I've now had the same experience again. We found a reasonably-priced Italian restaurant with a good variety of choices. The dish I chose was linguine and king prawn. I didn't expect it to have quite so much tomato in it - that wasn't advertised. But it was delicious, really tasty. And there have been absolutely no side-effects, zero side-effects. I did leave most of the chunks of tomato - but there was plenty in the pasta sauce also.
It helped no doubt I took a montelukast that day and also helped I was eating a sea-food meal. But after a Christmas season which was quite difficult - and that may have been down to drinking white wine - it's fun to enjoy a meal with strong tastes and suffer absolutely no after-effects.

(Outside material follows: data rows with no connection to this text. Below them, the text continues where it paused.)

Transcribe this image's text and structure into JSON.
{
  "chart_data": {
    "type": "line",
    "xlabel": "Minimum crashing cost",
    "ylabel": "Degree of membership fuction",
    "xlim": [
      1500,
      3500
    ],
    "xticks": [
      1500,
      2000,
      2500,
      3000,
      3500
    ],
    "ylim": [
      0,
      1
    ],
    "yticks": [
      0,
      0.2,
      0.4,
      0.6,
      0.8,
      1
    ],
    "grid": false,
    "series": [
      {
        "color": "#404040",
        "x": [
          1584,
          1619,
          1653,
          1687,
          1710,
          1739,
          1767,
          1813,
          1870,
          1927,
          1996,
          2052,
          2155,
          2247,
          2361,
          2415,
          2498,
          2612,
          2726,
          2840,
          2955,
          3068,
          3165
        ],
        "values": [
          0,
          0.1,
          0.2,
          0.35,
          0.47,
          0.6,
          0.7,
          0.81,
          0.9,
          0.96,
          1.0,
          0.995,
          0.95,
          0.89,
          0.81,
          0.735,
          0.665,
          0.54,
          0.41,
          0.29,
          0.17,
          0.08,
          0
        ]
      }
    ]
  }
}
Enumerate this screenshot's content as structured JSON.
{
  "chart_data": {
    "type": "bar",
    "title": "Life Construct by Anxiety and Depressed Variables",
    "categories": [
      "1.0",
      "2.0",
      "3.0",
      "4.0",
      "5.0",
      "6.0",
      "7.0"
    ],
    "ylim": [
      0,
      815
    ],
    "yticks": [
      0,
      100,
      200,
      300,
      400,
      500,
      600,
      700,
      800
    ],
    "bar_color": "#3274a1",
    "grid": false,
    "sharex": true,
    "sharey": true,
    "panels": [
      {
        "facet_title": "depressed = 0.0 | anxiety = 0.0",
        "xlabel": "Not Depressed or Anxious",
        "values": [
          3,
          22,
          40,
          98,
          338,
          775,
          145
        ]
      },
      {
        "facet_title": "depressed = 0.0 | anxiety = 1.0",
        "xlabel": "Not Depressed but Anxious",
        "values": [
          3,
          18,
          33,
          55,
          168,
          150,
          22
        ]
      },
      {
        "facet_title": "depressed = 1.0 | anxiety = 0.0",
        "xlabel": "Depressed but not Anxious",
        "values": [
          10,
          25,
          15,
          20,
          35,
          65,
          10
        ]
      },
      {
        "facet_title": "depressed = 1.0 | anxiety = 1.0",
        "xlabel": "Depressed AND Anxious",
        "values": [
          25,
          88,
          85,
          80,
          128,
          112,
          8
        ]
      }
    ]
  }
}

Now, if I remember right, my last list suggested tomato was low in salicylate - not high and not zero. But I've avoided it as I've avoided onion (see a current discussion on this site), because it seemed strongly implicated when problems first started. I vividly remember that meal of celery and cherry tomato when I was on a near-starvation diet and how my mouth just swelled up. The allergy consultant was also impressed by that story.
And Italian food was strongly linked to my initial symptoms. My body could not handle spaghetti bolognese and pizza. So should I try to introduce more tomato into my diet?
RAS
3 comments:
I use the handbook from the RPAH Allergy Unit in Sydney Australia as the list of salicyclate foods for my son. Tomato is listed as very high, or high if it is peeled. One of the things with salicylate foods is that the salicylate level drops as the food ripens. You could start off by trying very ripe peeled tomatoes, whcih is what we are doing with Oscar at the moment. Our dietitian advised starting to reintroduce high salicyalte foods at 25g or 1/8 cup every 2 days.
I use the food lists in a recipe book by several doctors from the RPAH Allergy Unit in Australia -- book is titled Allergy Friendly Food: The Essential Guide to Avoiding Allergies, Additives and Problem Chemicals -- and it also lists tomato as very high.
More importantly, the book spells out that it's often the accumulation in the body of food chemicals (like salicylates) that cause a reaction....not necessarily one single exposure. A little bit here at this meal, there at this meal, and then again...and once your individual body's threshold is crossed...then, BAM, side effects.
Given enough time (I've been told three days), our body can clear much of the food chemical from our body. This might explain why your two separate instances of eating tomato did not cause any side effects.